Two children hiking in Montana this summer have been attacked by cougars, and a boy was killed by one in Rocky Mountain National Park in Colorado last year. Parts of Cuyamaca Rancho State Park near San Diego were closed last week due to three instances when it appeared that a mountain lion was stalking hikers.

"We get cougar complaints weekly now," says Rod Krischke, assistant state director of the US Department of Agriculture's Wildlife Services agency in Oregon. And it's not just from ranchers complaining about calves and lambs being devoured or hikers in parks and wilderness areas being frightened by sightings.

There also have been more instances of cougars seen near - or even in the middle of - populated areas. One was killed earlier this year not far from the city hall in Olympia, Wash., and another was seen this month in Redmond, a suburb of Seattle. Parents began driving their children to school when a cougar was spotted near a grade school in Medford, Ore., a city of about 45,000 people.
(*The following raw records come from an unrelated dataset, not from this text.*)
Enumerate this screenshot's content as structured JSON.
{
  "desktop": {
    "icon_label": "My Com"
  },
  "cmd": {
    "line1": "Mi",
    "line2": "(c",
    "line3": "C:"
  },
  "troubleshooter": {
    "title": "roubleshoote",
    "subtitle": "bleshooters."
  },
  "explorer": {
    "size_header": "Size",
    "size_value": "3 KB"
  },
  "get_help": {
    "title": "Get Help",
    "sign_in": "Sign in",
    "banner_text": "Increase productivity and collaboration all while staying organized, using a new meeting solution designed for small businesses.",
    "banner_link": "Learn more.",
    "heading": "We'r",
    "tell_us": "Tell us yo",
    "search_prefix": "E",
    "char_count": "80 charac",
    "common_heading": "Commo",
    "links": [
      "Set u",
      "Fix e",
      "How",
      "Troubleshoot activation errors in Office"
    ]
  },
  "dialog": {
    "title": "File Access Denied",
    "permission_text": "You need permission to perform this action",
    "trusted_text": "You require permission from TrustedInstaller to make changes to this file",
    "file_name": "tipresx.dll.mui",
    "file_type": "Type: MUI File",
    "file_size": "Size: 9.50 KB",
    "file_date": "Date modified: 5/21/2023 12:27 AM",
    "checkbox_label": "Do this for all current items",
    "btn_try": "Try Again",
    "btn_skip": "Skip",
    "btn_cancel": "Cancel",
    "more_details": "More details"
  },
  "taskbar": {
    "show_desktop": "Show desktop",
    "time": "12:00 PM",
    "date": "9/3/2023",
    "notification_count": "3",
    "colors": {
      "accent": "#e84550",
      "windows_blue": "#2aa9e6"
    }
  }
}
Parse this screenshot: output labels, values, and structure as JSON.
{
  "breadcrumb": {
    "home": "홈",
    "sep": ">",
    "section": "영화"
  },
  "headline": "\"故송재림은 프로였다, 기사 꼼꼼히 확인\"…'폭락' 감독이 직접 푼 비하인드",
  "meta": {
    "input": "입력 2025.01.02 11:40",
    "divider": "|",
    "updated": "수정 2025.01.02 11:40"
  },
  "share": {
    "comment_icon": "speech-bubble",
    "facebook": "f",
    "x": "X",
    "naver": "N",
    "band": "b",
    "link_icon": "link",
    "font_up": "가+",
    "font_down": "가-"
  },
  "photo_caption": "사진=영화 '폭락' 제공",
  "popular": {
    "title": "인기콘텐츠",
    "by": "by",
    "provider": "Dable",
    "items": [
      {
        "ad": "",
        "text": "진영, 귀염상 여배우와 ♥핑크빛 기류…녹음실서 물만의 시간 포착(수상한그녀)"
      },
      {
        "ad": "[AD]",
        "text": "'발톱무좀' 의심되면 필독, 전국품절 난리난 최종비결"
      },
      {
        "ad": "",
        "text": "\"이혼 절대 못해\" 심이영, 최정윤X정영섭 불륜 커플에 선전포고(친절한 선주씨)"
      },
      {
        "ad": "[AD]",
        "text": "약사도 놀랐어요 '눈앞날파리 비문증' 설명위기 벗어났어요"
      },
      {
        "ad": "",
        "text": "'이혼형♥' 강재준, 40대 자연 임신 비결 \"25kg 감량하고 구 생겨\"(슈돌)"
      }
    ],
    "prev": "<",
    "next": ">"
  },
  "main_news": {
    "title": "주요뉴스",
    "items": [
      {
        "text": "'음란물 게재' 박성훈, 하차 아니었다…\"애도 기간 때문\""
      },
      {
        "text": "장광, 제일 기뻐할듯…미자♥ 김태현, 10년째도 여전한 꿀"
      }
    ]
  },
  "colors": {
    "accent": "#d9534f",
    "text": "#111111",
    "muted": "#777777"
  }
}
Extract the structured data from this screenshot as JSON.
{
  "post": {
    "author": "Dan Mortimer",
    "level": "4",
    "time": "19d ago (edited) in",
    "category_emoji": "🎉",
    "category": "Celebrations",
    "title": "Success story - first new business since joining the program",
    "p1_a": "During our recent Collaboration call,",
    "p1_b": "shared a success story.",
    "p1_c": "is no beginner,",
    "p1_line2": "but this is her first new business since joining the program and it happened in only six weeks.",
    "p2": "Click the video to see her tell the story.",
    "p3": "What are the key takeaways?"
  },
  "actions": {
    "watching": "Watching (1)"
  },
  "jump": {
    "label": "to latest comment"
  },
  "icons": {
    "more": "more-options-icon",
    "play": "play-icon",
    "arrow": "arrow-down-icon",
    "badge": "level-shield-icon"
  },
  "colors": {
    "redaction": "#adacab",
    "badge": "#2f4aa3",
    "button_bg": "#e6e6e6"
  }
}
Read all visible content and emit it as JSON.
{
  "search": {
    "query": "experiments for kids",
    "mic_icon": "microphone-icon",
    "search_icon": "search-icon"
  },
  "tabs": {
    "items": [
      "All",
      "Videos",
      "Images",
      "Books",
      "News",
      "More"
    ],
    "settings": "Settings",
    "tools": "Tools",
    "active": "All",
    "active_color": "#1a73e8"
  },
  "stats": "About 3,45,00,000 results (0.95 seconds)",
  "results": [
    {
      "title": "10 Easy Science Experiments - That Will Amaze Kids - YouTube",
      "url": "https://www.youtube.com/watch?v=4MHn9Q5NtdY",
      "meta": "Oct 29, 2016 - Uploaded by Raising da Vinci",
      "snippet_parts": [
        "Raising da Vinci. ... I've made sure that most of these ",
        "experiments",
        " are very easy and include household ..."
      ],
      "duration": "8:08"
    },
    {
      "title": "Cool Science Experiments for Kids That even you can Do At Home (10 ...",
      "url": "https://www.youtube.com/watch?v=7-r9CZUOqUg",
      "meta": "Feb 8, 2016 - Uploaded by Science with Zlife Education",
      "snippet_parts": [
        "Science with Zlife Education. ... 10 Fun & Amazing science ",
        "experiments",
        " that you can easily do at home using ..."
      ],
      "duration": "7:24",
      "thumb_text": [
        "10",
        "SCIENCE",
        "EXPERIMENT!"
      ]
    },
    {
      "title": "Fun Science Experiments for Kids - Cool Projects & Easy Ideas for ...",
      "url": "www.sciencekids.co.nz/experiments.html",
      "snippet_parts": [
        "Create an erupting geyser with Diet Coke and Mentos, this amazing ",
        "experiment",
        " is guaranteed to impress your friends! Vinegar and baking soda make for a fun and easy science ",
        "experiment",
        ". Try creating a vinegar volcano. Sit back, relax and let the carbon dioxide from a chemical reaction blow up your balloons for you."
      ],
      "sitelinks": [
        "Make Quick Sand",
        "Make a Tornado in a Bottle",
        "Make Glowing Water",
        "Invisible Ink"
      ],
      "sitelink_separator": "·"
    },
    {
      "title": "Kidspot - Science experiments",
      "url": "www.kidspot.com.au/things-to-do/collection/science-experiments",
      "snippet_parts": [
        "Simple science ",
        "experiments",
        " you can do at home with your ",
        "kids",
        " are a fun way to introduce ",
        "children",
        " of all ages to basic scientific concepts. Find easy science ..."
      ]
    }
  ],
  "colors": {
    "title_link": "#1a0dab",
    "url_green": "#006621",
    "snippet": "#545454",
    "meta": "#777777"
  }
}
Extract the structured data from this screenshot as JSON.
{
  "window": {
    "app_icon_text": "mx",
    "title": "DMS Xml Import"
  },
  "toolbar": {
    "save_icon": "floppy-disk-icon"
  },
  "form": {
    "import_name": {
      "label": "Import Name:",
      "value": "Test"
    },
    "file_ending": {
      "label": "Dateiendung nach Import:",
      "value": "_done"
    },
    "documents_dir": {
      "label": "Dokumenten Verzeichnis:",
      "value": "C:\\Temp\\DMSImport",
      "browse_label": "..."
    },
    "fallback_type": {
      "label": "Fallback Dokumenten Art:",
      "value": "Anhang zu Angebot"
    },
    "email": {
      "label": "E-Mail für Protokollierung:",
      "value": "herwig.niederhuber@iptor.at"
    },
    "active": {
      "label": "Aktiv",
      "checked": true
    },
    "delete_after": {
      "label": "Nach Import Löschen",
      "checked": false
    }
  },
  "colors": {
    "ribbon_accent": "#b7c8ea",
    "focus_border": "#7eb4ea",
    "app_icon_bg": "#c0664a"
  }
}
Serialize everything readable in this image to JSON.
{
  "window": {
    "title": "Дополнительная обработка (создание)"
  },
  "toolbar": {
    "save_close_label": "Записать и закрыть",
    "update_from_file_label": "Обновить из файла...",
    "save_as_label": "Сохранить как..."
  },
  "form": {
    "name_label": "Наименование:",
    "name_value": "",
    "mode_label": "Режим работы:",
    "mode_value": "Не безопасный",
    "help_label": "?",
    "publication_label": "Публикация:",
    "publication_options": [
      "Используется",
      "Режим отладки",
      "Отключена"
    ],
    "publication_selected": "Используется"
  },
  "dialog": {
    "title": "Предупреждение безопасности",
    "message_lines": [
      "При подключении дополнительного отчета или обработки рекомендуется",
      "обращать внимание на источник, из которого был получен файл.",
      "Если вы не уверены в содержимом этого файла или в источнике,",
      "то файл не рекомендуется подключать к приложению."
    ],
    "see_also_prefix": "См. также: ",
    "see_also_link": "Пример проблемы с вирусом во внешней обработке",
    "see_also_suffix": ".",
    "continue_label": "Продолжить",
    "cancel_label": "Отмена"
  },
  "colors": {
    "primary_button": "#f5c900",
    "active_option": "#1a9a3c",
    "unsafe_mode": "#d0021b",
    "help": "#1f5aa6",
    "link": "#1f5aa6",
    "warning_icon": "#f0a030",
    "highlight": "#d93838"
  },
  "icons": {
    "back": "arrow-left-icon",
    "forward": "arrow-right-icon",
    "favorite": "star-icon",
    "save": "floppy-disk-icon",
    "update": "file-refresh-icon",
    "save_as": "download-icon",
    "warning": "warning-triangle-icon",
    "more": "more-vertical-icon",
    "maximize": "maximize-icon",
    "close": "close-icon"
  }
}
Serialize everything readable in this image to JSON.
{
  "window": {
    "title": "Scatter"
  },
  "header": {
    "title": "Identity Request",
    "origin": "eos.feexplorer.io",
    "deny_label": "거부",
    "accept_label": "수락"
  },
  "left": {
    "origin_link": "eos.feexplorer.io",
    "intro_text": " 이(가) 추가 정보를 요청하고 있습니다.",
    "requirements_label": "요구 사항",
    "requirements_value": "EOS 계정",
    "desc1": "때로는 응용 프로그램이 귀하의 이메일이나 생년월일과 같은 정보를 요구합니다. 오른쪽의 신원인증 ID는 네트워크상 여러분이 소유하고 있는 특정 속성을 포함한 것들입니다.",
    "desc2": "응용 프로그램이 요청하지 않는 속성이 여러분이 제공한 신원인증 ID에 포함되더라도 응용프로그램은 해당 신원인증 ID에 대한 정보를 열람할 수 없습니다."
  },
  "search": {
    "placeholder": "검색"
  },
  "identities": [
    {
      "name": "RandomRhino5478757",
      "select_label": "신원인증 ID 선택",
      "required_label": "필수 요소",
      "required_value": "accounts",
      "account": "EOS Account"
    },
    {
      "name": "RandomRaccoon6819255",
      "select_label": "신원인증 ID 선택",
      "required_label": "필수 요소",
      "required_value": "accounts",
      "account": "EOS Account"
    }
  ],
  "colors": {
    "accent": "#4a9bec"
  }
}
Why the increase in big cat populations?

Up until the 1960s and '70s, such animals were seen as predators. "Years ago, anybody who saw cougar shot it," Mr. Krischke says. "Now, people's feelings have changed." Since then, several states have banned sport hunting of mountain lions. Even in states, such as Montana, where they still are legally hunted, a limited number of tags are made available to hunters each year.

Human and cougar societies are changing, too. In those parts of the West where cougars are more likely to be found, most newcomers moving in are not hunters. And as states like Oregon, Montana, and Washington grow in population, five-acre "ranchettes" are pushing urban boundaries out into cougar country.

At the same time, less hunting has meant more cougars. Since the animals are very territorial, juveniles are often forced to hunt closer to what now has become human habitat. In the process, they become used to human presence.

Krischke of Wildlife Services tells of hiking with his children on a logging road not far from a housing development near Portland, Oregon. They came upon a cougar not more than 20 yards away. The cat, perhaps seeing he was outnumbered, decided to leave rather than attack.

Then, too, Krischke is a biologist who knows what to do in such circumstances: "Make yourself look as large and as menacing as possible, back away, and maintain strong eye contact."